Судя по судорогам скул, сопровождающим жлобам шутка прикинулась. Перспектива Буринина не порадовала, и он с выражением полнейшего согласия на помятом лице, хлопая мокрыми брючинами, последовал в центре каре к строению, которое складом и оказалось.
– Настя, ты меня подставила, – после гнетущей паузы определил Пепел.
– Не дуйся, так будет лучше всем.
Буринин, чувства которого были обострены до предела, сообразил, что женская версия будущего Пеплу не прикинулась, и тот не двинул в отказ только до поры.
Они прошли по лабиринту предбанников, стены, как водится, масляно-зеленые, полы щербатые. У порога одной из дверей лежало – да-да, самое настоящее человеческое сердце, экскомиссар мог бы в этом побожиться.
– Не отставать! – командным голосом приказала Павлова и зафутболила орган куда подальше, – какие заложники нежные пошли… Слышь, – с улыбкой обратилась она к Пеплу, – а забавно было бы посмотреть на эти клапаны для сердца. Ты хоть представляешь, как они выглядят? Жизнь нервная покатила, в старости ведь придется ложиться на операцию. Если доживем.
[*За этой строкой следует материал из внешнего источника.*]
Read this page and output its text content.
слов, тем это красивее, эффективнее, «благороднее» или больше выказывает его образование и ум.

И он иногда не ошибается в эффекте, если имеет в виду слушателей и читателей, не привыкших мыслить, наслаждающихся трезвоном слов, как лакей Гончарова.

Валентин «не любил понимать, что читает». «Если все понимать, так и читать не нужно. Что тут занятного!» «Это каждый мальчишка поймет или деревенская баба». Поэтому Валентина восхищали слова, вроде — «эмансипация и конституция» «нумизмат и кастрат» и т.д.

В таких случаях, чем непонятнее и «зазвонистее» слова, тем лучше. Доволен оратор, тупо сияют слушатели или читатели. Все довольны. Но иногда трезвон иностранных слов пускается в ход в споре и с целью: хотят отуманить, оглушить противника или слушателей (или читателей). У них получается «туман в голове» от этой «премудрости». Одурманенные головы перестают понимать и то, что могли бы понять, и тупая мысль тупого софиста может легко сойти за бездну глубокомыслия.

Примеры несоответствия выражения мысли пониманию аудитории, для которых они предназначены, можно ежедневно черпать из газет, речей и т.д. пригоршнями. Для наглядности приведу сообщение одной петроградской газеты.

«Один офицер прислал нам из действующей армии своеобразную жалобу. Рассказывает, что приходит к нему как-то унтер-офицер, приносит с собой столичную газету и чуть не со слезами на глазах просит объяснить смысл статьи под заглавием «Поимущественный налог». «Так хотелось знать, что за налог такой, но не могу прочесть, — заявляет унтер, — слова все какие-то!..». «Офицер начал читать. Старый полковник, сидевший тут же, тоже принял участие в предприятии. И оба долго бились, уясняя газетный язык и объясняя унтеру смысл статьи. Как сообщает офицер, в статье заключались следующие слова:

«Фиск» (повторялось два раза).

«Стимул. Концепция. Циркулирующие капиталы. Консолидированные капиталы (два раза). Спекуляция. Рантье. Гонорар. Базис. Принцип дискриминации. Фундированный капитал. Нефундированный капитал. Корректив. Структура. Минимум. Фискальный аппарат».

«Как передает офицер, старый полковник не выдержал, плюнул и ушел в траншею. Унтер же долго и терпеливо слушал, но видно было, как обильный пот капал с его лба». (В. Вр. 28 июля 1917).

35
– Без малейшего, – холодно отрезал Пепел, В уме он себя клял последними словами за идею сотворить из Анастасии Леонидовны опекуншу и гаранта в обмене стукача на подростков. Надо было раньше соображать, что Настя, не смотря на амурные симпатии, являлась самостоятельной неуправляемой боевой еденицей, у которой могут иметься свои, отдельные от Ожоговых, резоны.
– У тебя нет незарегистрированного огнестрельного оружия? Лучше сдай мне, – шепнула Настя на очередном повороте. Не хватало, чтобы тебе «хранение» взамен киднепингу повесили.
– Только холодное, с твоими отпечатками пальцев, – отрезал Сергей, не поворачиваясь.
За следующим углом открылась панорама на целую роту инвалидных колясок. По блеску никеля это больше всего напоминало ряды колесных корзин в универсаме.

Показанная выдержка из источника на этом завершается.